R-squared on training set :  0.37
R-squared on test set :  0.26
Mean Squared Error on training set :  299286476023.55
Root Mean Squared Error on training set :  547070.81
Mean Squared Error on test set :  351859581866.52
Root Mean Squared Error on test set :  593177.53


- The introduction of weights based on the number of observations per store make it worse!

## **Conclusions**

*   The linear regression baseline model overfits since the number of observations is very low.
*   The best model is a linear regression model with Ridge regularization with a regularization strength of 0.1.
*   Lasso didn't help to drop potential non-impactful features (we have already dropped 'DayOfWeek').
*   Introducing weights based on the number of observations per store made the model even worse.







In [None]:
# Create bar plot using Plotly
fig = px.bar(
    coefficients_df_lasso,
    x="Feature",
    y="Coefficient",
    title="Feature Coefficients of Ridge Regression Model",
)
fig.update_xaxes(tickangle=45)  # Rotate x-axis labels for readability
fig.show()


*   The store is the most impactful feature on the weekly sales which is expected since the surface area, the surroundings and the geographic location are important factors.
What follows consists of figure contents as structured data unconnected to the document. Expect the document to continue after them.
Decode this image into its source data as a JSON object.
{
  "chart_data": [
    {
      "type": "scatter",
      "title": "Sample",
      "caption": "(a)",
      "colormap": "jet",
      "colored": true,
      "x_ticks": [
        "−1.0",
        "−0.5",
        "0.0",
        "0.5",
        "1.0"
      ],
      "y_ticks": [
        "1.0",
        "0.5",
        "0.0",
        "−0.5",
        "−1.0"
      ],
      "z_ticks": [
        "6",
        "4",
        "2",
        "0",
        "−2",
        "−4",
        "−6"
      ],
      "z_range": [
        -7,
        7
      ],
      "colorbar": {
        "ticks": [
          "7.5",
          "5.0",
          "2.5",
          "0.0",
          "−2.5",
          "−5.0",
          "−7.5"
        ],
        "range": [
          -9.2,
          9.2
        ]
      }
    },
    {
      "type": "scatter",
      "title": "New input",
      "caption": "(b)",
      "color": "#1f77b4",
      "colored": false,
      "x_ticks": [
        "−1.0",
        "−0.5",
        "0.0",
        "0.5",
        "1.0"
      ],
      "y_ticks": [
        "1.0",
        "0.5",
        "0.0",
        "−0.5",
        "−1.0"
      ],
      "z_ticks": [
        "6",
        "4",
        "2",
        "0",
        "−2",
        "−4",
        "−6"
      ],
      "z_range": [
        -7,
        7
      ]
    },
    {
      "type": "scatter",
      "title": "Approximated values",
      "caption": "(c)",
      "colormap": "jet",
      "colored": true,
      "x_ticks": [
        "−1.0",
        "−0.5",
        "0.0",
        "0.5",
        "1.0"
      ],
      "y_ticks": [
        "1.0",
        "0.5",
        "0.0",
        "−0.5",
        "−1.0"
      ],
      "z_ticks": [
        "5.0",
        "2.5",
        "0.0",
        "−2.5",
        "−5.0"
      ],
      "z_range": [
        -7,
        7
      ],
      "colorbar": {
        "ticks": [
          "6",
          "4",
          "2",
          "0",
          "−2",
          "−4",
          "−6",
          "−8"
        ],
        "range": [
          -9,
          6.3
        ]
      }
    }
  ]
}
Some stores have a positive impact on the weekly sales while others have a negative one such as store 5, 3 and 9. Here were Walmart should put an effort and try to understand what characteristic in a store make it more profitable.


*   The CPI (Prevailing Consumer Price Index) impacts also the weelky sales and it's related to the location.